Medal for Distinction in Military Service ("Hərbi xidmətdə fərqlənməyə görə" medalı) is a military award of the Republic of Azerbaijan.

== Description ==
The medal "For outstanding achievement in military service" consists of a round narrow plate cast from bronze spanning 35 mm in diameter with a white crescent and eight-pointed star on the ribbon. On the medal's obverse, another larger eight-pointed star appears with a smooth upper surface containing convex corners, a pair of spread eagle wings made with silver, crossed rifles also made with silver, and a black-colored anchor.

Surrounding the eight-pointed star shows relief rays found between the contours of its corners and the contours of the circle. The first "degree" of the medal has along the ring above the circle an inscription which reads "For Distinction in Military Service", with the star below, relief rays, and everything on the ring including itself in gold. The second and third "degrees" of the medal are designed the same except the former has the entire inner-circle (i.e., including the silver crossed rifles) in gold and the entire ring in silver except the black inscription, while the latter simply has the entire medal silver except the black inscription. The back side of the medal is smooth.
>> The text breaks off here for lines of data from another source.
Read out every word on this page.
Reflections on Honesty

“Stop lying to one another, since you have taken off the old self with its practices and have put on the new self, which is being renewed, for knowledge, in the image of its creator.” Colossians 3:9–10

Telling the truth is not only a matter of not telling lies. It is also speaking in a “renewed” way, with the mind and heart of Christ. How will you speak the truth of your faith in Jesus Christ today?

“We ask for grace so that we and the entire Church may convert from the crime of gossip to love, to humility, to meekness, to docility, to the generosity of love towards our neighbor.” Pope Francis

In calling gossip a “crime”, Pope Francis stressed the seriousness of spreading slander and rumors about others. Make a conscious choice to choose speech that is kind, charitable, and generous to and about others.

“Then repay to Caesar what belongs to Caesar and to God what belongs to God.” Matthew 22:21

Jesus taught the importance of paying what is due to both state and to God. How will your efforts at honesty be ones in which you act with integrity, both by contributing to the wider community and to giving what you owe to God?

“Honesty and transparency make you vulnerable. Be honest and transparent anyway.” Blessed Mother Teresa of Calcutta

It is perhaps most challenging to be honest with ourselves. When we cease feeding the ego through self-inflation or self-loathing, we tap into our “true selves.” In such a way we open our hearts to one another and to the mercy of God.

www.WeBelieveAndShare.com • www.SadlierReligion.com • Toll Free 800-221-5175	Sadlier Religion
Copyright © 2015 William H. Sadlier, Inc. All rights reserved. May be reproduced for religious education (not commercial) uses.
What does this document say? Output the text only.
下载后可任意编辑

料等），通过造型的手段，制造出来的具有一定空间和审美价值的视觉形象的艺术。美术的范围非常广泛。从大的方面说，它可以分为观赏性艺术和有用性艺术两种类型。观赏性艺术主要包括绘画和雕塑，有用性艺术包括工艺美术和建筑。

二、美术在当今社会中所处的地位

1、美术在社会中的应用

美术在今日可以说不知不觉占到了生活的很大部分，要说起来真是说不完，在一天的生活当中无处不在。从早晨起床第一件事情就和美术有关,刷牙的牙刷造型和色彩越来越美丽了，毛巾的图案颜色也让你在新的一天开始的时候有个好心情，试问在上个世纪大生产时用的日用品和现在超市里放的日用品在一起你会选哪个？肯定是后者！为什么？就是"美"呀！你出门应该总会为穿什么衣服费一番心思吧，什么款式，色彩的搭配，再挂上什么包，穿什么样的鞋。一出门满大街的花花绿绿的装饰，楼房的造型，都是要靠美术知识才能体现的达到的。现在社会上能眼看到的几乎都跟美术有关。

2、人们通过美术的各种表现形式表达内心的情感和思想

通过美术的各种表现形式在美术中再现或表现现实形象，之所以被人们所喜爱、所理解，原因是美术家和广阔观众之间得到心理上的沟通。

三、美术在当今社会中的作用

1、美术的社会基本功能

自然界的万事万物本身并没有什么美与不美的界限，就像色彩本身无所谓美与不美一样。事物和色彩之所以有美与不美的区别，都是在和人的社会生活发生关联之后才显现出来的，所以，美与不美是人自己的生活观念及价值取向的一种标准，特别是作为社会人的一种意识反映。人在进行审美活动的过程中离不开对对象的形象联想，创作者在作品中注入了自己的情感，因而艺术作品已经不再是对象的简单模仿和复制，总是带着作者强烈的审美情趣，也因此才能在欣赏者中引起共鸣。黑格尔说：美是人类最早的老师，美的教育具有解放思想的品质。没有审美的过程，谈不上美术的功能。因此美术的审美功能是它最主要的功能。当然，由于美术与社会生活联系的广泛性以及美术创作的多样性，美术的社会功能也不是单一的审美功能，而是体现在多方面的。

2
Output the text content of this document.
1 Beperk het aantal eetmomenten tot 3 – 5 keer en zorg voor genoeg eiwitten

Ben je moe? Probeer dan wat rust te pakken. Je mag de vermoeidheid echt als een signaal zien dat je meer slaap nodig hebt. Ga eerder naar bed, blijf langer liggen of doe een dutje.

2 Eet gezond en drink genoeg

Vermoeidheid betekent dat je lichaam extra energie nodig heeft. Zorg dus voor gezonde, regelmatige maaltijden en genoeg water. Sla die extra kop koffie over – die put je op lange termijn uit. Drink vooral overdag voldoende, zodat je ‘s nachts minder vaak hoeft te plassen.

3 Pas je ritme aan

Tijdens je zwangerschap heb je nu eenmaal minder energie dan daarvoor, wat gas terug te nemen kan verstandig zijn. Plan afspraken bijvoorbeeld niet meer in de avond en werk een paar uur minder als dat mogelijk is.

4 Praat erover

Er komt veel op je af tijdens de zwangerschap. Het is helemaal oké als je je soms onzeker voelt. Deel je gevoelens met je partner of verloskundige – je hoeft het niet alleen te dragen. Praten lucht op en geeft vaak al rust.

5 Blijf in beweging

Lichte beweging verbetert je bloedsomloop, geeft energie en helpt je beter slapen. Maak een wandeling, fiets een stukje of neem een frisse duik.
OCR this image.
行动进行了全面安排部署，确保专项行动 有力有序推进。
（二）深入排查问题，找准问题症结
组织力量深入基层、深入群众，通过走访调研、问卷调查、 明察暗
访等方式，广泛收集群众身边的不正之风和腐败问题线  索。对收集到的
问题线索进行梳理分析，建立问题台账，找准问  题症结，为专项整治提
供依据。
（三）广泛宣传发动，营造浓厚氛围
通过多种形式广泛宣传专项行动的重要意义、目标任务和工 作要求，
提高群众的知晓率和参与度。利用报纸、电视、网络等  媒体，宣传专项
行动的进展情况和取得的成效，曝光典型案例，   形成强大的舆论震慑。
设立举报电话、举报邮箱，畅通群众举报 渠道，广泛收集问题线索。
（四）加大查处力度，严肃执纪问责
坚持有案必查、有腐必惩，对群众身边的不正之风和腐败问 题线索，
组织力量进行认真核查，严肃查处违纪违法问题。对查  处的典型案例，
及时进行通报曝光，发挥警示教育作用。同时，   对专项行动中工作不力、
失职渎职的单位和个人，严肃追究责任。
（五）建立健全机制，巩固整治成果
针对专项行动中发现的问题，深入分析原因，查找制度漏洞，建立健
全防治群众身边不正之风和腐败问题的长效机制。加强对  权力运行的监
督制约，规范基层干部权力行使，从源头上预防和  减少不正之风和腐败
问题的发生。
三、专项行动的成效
The medal attaches to a 27mm x 43mm rectangular olive drab ribbon with a collar and a ring attachment it connects to. Each "degree" of the medal has two 1 mm wide golden-colored vertical stripes along the edges of the ribbon. The middle of the ribbon has a 5 mm wide golden-colored vertical stripe for the first degree and, for the second and third degrees, two in addition three 2 mm stripes, respectively. The medal is accompanied by a 27mm x 9mm die with an element to be attached to clothing, covered with the same olive ribbon.